Découvrez le buzzword de l'année : l'inclusive design

L'ADN
Le 5 avr. 2018

Cette année, au SXSW, le monde de la tech n'était pas à la fête, et les speakers n'avaient qu'un seul concept à la bouche : l'inclusive design ! Explications par Sébastien Houdusse, Directeur Général Adjoint de BETC Digital.

Cette année à Austin, au SXSW, on avait l'impression, comme dirait le rappeur français Orelsan, que la fête était finie. La couverture du numéro de mars de Wired nous donnait déjà quelques indices avec un Mark Zuckerberg tout juste sorti d'un combat contre Mike Tyson.

Le tourbillon Cambridge Analytica n'était pas encore arrivé, une voiture autonome n'avait pas encore tué un passant, mais on sentait déjà que les GAFA se rendaient enfin compte que leur monde, blanc, riche et propre sur lui, n'était pas forcément celui dans lequel vivent la plupart des Terriens.

Dans la foulée, nos amis de la Silicon Valley semblent découvrir que les algorithmes ne sont que le reflet des humains qui les créent, avec leurs propres biais sur le monde, leur vue faussée et forcément subjective. Comme le dit joliment le designer et auteur John Maeda : "we're algorithmically biased"... et de citer toutes les erreurs des machines, reflets des préjugés des hommes. Jusqu'à récemment, si je tapais "I have a meeting with the CEO" dans un texto sur l'Iphone, l'emoji proposé par Apple était forcément un homme, et quand je demandais à Google Home "Are women evil ?" que me répondait-il ? "Yes".

Bref. Les exemples sont légion. Alors, tout le monde se met à faire des trainings, pour éliminer ces "conscious and unconscious bias". Et on invente une nouvelle expression, qu'on a entendue dans quasiment toutes les conférences de cette année. Attention - le buzzword 2018 is coming : "inclusive design".
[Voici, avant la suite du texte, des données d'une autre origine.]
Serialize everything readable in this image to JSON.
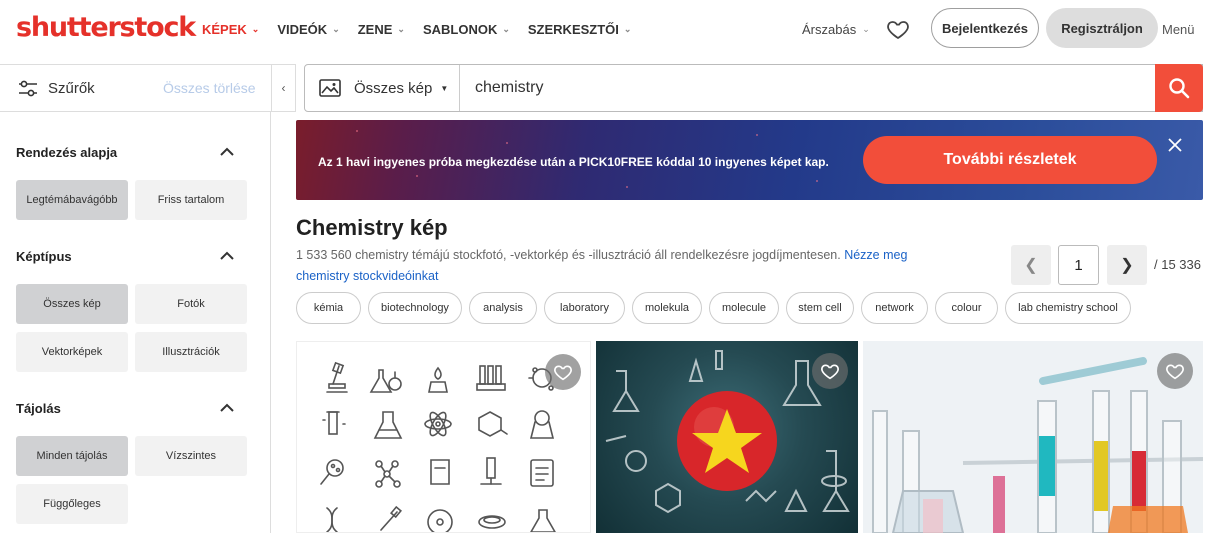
{
  "brand": {
    "logo_text": "shutterstock",
    "accent": "#e5312a"
  },
  "nav": {
    "items": [
      {
        "label": "KÉPEK",
        "active": true
      },
      {
        "label": "VIDEÓK",
        "active": false
      },
      {
        "label": "ZENE",
        "active": false
      },
      {
        "label": "SABLONOK",
        "active": false
      },
      {
        "label": "SZERKESZTŐI",
        "active": false
      }
    ],
    "pricing": "Árszabás",
    "login": "Bejelentkezés",
    "register": "Regisztráljon",
    "menu": "Menü"
  },
  "filters": {
    "label": "Szűrők",
    "clear_all": "Összes törlése"
  },
  "search": {
    "type_label": "Összes kép",
    "query": "chemistry"
  },
  "sidebar": {
    "sort": {
      "title": "Rendezés alapja",
      "options": [
        "Legtémábavágóbb",
        "Friss tartalom"
      ],
      "selected": 0
    },
    "type": {
      "title": "Képtípus",
      "options": [
        "Összes kép",
        "Fotók",
        "Vektorképek",
        "Illusztrációk"
      ],
      "selected": 0
    },
    "orientation": {
      "title": "Tájolás",
      "options": [
        "Minden tájolás",
        "Vízszintes",
        "Függőleges"
      ],
      "selected": 0
    }
  },
  "banner": {
    "text": "Az 1 havi ingyenes próba megkezdése után a PICK10FREE kóddal 10 ingyenes képet kap.",
    "button": "További részletek"
  },
  "results": {
    "title": "Chemistry kép",
    "description": "1 533 560 chemistry témájú stockfotó, -vektorkép és -illusztráció áll rendelkezésre jogdíjmentesen.",
    "video_link": "Nézze meg chemistry stockvideóinkat",
    "page": "1",
    "total_pages": "/ 15 336"
  },
  "chips": [
    "kémia",
    "biotechnology",
    "analysis",
    "laboratory",
    "molekula",
    "molecule",
    "stem cell",
    "network",
    "colour",
    "lab chemistry school"
  ]
}
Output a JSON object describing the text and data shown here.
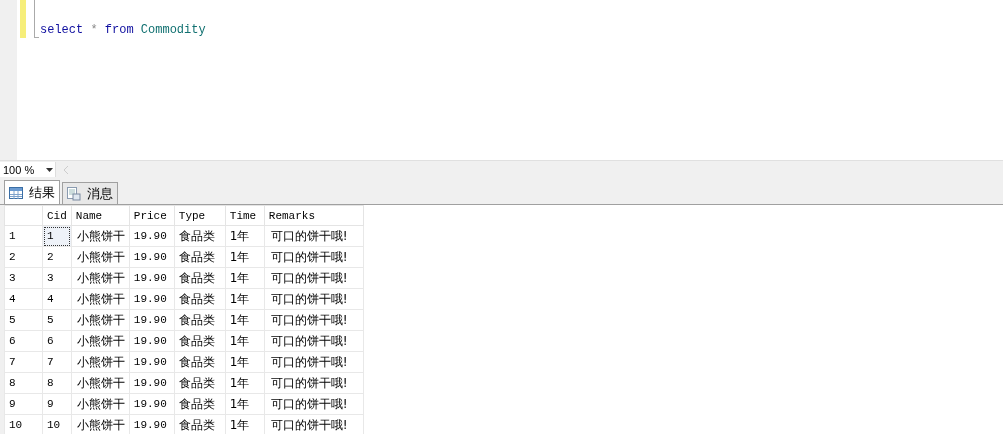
{
  "editor": {
    "query": [
      {
        "text": "select",
        "kind": "keyword"
      },
      {
        "text": "*",
        "kind": "operator"
      },
      {
        "text": "from",
        "kind": "keyword"
      },
      {
        "text": "Commodity",
        "kind": "identifier"
      }
    ]
  },
  "zoom": {
    "value": "100 %"
  },
  "tabs": [
    {
      "label": "结果",
      "selected": true,
      "kind": "grid"
    },
    {
      "label": "消息",
      "selected": false,
      "kind": "messages"
    }
  ],
  "table": {
    "columns": [
      "Cid",
      "Name",
      "Price",
      "Type",
      "Time",
      "Remarks"
    ],
    "rows": [
      {
        "number": "1",
        "cells": [
          "1",
          "小熊饼干",
          "19.90",
          "食品类",
          "1年",
          "可口的饼干哦!"
        ],
        "selected": true
      },
      {
        "number": "2",
        "cells": [
          "2",
          "小熊饼干",
          "19.90",
          "食品类",
          "1年",
          "可口的饼干哦!"
        ],
        "selected": false
      },
      {
        "number": "3",
        "cells": [
          "3",
          "小熊饼干",
          "19.90",
          "食品类",
          "1年",
          "可口的饼干哦!"
        ],
        "selected": false
      },
      {
        "number": "4",
        "cells": [
          "4",
          "小熊饼干",
          "19.90",
          "食品类",
          "1年",
          "可口的饼干哦!"
        ],
        "selected": false
      },
      {
        "number": "5",
        "cells": [
          "5",
          "小熊饼干",
          "19.90",
          "食品类",
          "1年",
          "可口的饼干哦!"
        ],
        "selected": false
      },
      {
        "number": "6",
        "cells": [
          "6",
          "小熊饼干",
          "19.90",
          "食品类",
          "1年",
          "可口的饼干哦!"
        ],
        "selected": false
      },
      {
        "number": "7",
        "cells": [
          "7",
          "小熊饼干",
          "19.90",
          "食品类",
          "1年",
          "可口的饼干哦!"
        ],
        "selected": false
      },
      {
        "number": "8",
        "cells": [
          "8",
          "小熊饼干",
          "19.90",
          "食品类",
          "1年",
          "可口的饼干哦!"
        ],
        "selected": false
      },
      {
        "number": "9",
        "cells": [
          "9",
          "小熊饼干",
          "19.90",
          "食品类",
          "1年",
          "可口的饼干哦!"
        ],
        "selected": false
      },
      {
        "number": "10",
        "cells": [
          "10",
          "小熊饼干",
          "19.90",
          "食品类",
          "1年",
          "可口的饼干哦!"
        ],
        "selected": false
      }
    ]
  }
}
Pour résoudre les préjugés d'une machine programmée par l'homme, il faudra que le design soit plus inclusif, et prenne en compte les besoins et attentes des URM - Under Represented Minorities. 
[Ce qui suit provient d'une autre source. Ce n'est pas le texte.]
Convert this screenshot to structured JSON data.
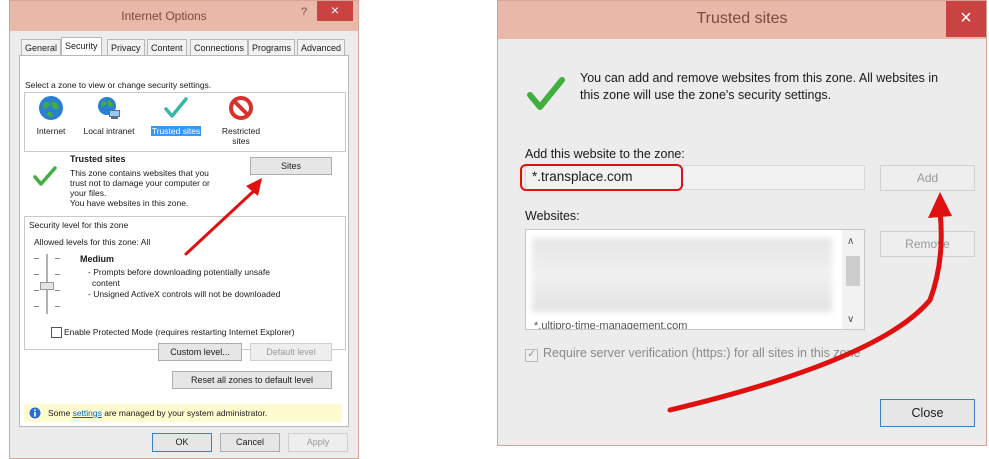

Et John Maeda, encore lui, explique que si vous ne pratiquez pas l'inclusive design par bonté d'âme, pratiquez-le surtout parce que c'est bon pour le business. Il cite l'exemple de Black Panther, qui fait honneur au seul super-héros noir de Marvel, et met à l'écran une minorité sous-représentée dans l'histoire du cinéma - tout en devenant le film de super-héros le plus rentable de l'histoire.

Alors, le design inclusif sera-t-il la solution aux biais de ceux qui créent les outils technologiques que toute la planète utilise ? Pas évident.

Mais ce qui est sûr, c'est que des réponses sont attendues de la part des géants de la tech, et les politiques étaient cette année très présents à Austin, prêts à mettre la pression aux GAFA, à exiger des réponses et des solutions pour redonner à Internet ses lettres de noblesse, de liberté et de transparence qu'il semble avoir récemment perdues. Comme le dit Sadiq Khan, le maire de Londres, politiques et tech doivent travailler ensemble car sinon les sanctions tomberont rapidement. Et de citer l'exemple de l'Allemagne qui vient de faire passer une nouvelle loi qui promet des amendes de plus de 50 millions d'Euros aux réseaux sociaux qui ne seront pas assez prompts à supprimer les discours de haine sur leurs plateformes. Signe, peut-être, que les GAFA seraient en train de devenir des entreprises comme les autres.